On my eighteenth birthday, a very good male friend of mine treated me to lunch as a present. He traveled up from Tuscon for the weekend and had me chose the restaurant (we went to Mi Amgios, their chips and salsa are out of this world!) which made it clear that he was trying hard to make it a fun present. Everything was going great and the food was amazing. Our conversation points were light and fast paced, we covered tons of topics from his band to my upcoming Prom.
Then, Nick asked me where I thought that I was going to go to college in the Fall, and from my point of view the day pretty much took a nose-dive. The question was a serious one for me as I was torn between a couple of schools, one of which being the university that he attends. My girl friends and I had talked about college non-stop since the start of our senior year, analyzing everything from distance to majors offered. Naturally, I expected that our conversation would be equally in depth and thought out. I figured that we would run through the pros and cons of my final options and that he would be able to give me some useful insight, share his own experiences and reasons for making his choice. Instead, what I got was a guy glancing at everything but my eyes and responses that, when forced out, consisted of “Yeah.”
I was so irritated, I could not stand it!
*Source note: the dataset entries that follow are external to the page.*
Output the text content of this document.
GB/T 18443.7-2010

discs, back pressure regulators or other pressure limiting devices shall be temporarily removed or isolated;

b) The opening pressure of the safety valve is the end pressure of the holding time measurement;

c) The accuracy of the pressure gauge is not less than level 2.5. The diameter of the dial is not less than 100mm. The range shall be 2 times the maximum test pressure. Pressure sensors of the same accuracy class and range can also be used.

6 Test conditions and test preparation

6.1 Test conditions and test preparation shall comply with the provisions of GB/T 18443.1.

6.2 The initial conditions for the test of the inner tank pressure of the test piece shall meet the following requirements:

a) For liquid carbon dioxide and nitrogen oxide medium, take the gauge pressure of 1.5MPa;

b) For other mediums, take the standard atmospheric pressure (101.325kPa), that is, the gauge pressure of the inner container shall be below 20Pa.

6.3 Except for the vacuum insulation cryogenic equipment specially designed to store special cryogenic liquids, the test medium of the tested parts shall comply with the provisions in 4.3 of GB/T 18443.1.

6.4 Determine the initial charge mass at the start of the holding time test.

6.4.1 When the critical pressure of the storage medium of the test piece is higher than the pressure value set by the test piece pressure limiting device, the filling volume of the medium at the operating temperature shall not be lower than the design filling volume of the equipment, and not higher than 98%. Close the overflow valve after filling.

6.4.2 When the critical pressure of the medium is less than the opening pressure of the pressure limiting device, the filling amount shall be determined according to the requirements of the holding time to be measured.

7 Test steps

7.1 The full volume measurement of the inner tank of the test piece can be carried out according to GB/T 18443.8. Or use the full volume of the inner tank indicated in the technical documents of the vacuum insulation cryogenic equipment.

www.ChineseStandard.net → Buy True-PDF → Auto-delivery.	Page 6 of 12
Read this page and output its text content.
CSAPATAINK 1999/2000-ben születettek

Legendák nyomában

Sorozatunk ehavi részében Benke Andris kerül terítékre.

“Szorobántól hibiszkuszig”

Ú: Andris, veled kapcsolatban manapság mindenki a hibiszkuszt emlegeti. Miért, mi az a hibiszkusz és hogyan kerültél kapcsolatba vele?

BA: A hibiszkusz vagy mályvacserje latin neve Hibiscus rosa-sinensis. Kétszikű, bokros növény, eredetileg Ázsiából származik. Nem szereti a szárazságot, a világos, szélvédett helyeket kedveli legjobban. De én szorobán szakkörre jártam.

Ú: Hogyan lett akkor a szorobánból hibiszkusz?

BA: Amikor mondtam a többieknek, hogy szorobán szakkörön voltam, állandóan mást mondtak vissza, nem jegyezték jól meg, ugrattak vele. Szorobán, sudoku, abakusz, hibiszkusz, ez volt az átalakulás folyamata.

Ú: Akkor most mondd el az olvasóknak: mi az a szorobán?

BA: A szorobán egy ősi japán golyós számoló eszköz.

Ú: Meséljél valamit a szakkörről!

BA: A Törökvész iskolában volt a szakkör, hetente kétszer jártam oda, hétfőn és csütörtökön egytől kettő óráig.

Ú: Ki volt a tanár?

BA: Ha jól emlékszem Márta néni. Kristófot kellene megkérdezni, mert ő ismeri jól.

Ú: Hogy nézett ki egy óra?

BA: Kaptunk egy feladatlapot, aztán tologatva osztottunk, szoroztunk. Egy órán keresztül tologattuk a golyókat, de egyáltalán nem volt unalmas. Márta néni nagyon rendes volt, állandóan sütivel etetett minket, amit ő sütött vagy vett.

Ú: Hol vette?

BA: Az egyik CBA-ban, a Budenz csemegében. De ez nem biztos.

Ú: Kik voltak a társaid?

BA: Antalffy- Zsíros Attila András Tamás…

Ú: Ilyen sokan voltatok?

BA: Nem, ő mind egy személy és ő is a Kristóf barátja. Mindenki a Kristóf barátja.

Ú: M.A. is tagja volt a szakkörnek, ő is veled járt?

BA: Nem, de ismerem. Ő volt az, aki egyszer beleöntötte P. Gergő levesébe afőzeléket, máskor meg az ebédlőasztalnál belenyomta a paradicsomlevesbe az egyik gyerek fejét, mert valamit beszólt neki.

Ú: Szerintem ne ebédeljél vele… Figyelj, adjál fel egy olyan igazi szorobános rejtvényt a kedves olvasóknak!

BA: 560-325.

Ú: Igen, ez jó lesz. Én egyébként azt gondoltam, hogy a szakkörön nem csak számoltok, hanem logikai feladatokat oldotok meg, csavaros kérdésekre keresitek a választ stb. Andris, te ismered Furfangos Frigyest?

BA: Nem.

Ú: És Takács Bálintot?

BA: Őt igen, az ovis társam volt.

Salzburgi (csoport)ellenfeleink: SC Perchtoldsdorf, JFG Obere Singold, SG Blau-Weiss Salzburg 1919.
I felt incredibly frustrated that he cared so little about such a big decision and that he would not help me at all to make up my mind. Not to mention, that his body language and rapid-eye movements gave me the overall impression that he was about as interested in what I was saying as watching paint dry. However, after reading Tannen’s “Sex, Lies, and Conversation” our talk now seems much clearer, and a lot less aggravating. For instance, I was expecting him to offer feedback and ask probing questions which he most certainly did not. Thankfully, Tannen explores this very phenomenon when she writes, “Now, then a girl told a friend about a problem, the friend responded by asking probing questions and expressing agreement and understanding. But the boys dismissed each other’s problems” (Tannen 243). Furthermore, his lack of eye contact made me feel like he was disinterested in what I was saying, but again Tannen investigates this very practice, “I found that at every age, the girls and women faced each other directly, their eyes anchored on each other’s faces. At every age, the boys and men sat at angles to each other and looked elsewhere in the room, periodically glancing at each other” (Tannen 242). Thus, as Tannen explains it was our differing styles of conversation that lead to my feelings of frustration about our conversation. We both have very different ideas of what our roles in a conversation should be, though neither is better than the other.